Consider the following:
var qr : [1..n] real;
var u : [1..m, 1..n] real;
Let's assume that each row of 'u' must be processed, either 1 at a time,
or in batches of 2 (with an row remaining to be processed alone) or in
batches of 4 (with one, two or three rows remaining to be processed by
themselves). That just an 'unrolling' where the processing in batches
of 4 will be done in parallel.
An example of such processing is the application of Given's planar
rotations to columns j..k of 'u' above. This could be done as:
// do Givens Rotations to all 'm' rows of the columns j..k, in
// 'vmRot' doing this processing in blocks of 4 rows at a time
const jk = j .. k;
var i = 1;
// When 'm' is not a multiple of 4, there are 3 (1+2) or 2 or 1
// rows that remain to be processed separately - do these all up
// front, i.e. 1..1 & 2..3 or just 1..2 or maybe even just 1..1
// where this little things are done serially one after another
for r in 1..2 do if (m & r) != 0 then
{
const rows = i .. i + r - 1;
vmRot(q[jk], u[rows, jk]);
i += r;
}
// do the rest in parallel
{
const rows = i .. m;
[r in rows by 4] vmRot(q[jk], u[r..r+3, jk]);
}
Why do things with Slices
=========================
The use of array slicing self-documents the code that sub-matrices are
being used.
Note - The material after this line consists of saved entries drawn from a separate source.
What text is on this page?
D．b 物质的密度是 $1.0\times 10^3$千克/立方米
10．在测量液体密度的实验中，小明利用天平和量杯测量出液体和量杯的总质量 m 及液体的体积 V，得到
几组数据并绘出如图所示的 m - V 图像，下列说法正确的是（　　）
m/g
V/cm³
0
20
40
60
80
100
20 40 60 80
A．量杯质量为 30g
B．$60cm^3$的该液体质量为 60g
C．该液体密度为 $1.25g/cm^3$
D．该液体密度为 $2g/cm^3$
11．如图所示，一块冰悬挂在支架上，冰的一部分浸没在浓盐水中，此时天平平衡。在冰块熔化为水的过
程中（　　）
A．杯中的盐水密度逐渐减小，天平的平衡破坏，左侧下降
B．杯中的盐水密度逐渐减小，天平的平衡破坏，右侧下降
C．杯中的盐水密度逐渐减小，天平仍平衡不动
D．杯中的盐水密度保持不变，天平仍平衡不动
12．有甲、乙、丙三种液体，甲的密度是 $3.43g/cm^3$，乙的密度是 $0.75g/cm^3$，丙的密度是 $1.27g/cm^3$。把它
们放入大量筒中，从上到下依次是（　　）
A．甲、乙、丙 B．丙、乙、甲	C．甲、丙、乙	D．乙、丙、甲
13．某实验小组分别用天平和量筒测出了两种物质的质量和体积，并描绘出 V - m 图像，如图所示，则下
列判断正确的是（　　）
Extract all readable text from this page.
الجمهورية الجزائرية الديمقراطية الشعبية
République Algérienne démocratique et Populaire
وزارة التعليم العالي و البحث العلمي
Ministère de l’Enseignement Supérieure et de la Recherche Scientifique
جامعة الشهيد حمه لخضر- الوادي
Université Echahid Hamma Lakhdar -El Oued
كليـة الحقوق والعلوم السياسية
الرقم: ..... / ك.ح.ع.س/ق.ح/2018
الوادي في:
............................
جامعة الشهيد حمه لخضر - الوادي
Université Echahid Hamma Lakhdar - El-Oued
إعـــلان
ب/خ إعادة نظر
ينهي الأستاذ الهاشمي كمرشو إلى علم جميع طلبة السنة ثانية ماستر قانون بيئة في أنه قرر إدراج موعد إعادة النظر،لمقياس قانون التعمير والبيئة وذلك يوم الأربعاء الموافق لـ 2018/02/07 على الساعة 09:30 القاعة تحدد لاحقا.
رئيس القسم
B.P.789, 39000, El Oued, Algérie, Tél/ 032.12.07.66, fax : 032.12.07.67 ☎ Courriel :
But sometimes, there is a need for speed and we throw out
the nicer ways of expressing things.
Making things go faster
=======================
It was determined that an alternative solution
vmRot(jk, q, u[r..r+3, ..]);
is measurably faster than the above but does not convey that vmRot works
on the submatrix [r..r+3, j..k]. Considering the floating point operation
count and number of memory accesses in the benchmark using a matrix with
sometimes 2000 columns, the fact that it is measurable is a bit scary.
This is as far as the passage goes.